Distributed Database Queries:

You have two huge, sorted logs of timestamps from Server A and Server B. You want to find the median timestamp across both servers to analyze latency.

Merging them (O(m+n)) is too slow and requires too much memory if logs are massive.
The partition approach allows you to just "peek" at specific indices in both logs without fetching the whole dataset, drastically reducing I/O.

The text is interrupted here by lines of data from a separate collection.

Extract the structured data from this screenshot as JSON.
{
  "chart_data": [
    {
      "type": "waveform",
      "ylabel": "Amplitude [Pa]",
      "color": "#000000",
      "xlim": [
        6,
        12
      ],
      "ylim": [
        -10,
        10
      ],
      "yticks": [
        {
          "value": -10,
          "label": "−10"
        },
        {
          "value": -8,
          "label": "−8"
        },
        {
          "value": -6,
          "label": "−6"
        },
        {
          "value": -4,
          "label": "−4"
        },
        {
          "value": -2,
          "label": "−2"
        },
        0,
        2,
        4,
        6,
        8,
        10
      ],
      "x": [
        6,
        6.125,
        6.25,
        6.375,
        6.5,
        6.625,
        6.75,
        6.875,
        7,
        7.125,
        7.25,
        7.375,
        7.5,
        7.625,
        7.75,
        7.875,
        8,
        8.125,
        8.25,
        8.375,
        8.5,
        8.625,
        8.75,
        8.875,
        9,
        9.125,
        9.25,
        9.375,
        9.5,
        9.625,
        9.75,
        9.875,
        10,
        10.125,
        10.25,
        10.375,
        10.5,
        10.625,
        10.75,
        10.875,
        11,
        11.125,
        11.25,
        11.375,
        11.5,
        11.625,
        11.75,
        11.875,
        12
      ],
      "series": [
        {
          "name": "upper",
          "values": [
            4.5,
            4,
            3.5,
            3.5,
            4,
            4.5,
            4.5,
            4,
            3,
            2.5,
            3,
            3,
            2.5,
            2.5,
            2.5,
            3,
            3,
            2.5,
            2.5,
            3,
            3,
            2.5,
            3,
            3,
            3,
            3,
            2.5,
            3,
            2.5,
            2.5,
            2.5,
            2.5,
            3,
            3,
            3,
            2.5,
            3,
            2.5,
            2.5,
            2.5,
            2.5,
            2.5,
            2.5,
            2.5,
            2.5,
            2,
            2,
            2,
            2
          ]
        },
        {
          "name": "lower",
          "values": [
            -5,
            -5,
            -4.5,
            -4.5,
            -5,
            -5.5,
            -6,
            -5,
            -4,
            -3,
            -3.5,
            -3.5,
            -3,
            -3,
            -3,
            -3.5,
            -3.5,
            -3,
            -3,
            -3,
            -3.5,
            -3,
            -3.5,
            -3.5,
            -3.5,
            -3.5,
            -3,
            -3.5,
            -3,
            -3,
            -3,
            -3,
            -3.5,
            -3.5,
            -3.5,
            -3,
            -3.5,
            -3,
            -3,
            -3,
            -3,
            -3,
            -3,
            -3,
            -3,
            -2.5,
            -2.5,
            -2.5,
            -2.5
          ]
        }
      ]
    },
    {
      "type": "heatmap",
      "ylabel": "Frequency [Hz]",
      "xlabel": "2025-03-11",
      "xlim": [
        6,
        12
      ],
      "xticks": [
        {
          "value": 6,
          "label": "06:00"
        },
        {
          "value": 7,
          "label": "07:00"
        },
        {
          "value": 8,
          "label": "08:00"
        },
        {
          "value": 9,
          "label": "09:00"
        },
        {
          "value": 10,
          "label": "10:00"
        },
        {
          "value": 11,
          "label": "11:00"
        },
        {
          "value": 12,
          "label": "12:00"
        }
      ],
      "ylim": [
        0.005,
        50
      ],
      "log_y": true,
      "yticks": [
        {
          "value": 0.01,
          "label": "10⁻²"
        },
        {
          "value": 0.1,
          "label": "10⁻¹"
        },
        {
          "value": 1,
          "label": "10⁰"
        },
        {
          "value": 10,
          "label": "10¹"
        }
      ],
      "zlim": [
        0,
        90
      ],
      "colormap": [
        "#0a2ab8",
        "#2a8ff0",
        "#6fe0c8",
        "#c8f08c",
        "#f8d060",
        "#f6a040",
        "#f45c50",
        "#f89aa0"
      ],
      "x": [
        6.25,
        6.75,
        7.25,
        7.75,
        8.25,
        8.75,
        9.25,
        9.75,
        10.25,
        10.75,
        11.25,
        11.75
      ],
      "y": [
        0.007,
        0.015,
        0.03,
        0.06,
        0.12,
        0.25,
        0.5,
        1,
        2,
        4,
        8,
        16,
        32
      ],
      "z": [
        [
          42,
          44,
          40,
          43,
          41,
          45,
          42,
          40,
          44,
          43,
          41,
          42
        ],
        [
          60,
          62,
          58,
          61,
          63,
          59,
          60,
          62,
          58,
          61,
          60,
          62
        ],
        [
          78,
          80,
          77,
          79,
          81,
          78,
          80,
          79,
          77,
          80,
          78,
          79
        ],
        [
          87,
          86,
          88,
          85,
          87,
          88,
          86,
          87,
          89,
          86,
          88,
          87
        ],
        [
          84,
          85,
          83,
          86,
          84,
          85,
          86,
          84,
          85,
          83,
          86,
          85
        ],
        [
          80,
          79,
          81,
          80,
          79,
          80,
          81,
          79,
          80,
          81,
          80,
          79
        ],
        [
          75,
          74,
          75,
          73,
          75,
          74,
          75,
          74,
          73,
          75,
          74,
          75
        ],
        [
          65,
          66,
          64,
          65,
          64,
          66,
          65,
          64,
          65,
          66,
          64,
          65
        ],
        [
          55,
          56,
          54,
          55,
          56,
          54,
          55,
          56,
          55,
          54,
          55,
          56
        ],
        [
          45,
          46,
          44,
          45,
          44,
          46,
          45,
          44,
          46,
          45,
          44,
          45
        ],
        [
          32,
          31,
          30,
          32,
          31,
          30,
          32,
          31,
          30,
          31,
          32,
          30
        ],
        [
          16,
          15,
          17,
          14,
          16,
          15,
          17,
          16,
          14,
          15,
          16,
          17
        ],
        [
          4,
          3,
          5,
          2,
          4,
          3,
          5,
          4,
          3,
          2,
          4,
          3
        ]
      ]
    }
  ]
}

Merging Two Decks of Cards:

You have two sorted stacks of cards. You want to cut both stacks so that the pile on the left contains the smaller half of all cards.

You can't just count; you have to find the "cut point" where the largest card in the left pile is $\le$ smallest card in the right pile.

🎯 Summary

✅ Key Insight: Partitioning into two equal-sized halves.
✅ Binary Search on Smaller Array: Optimizes complexity to $O(\log(\min(m, n)))$.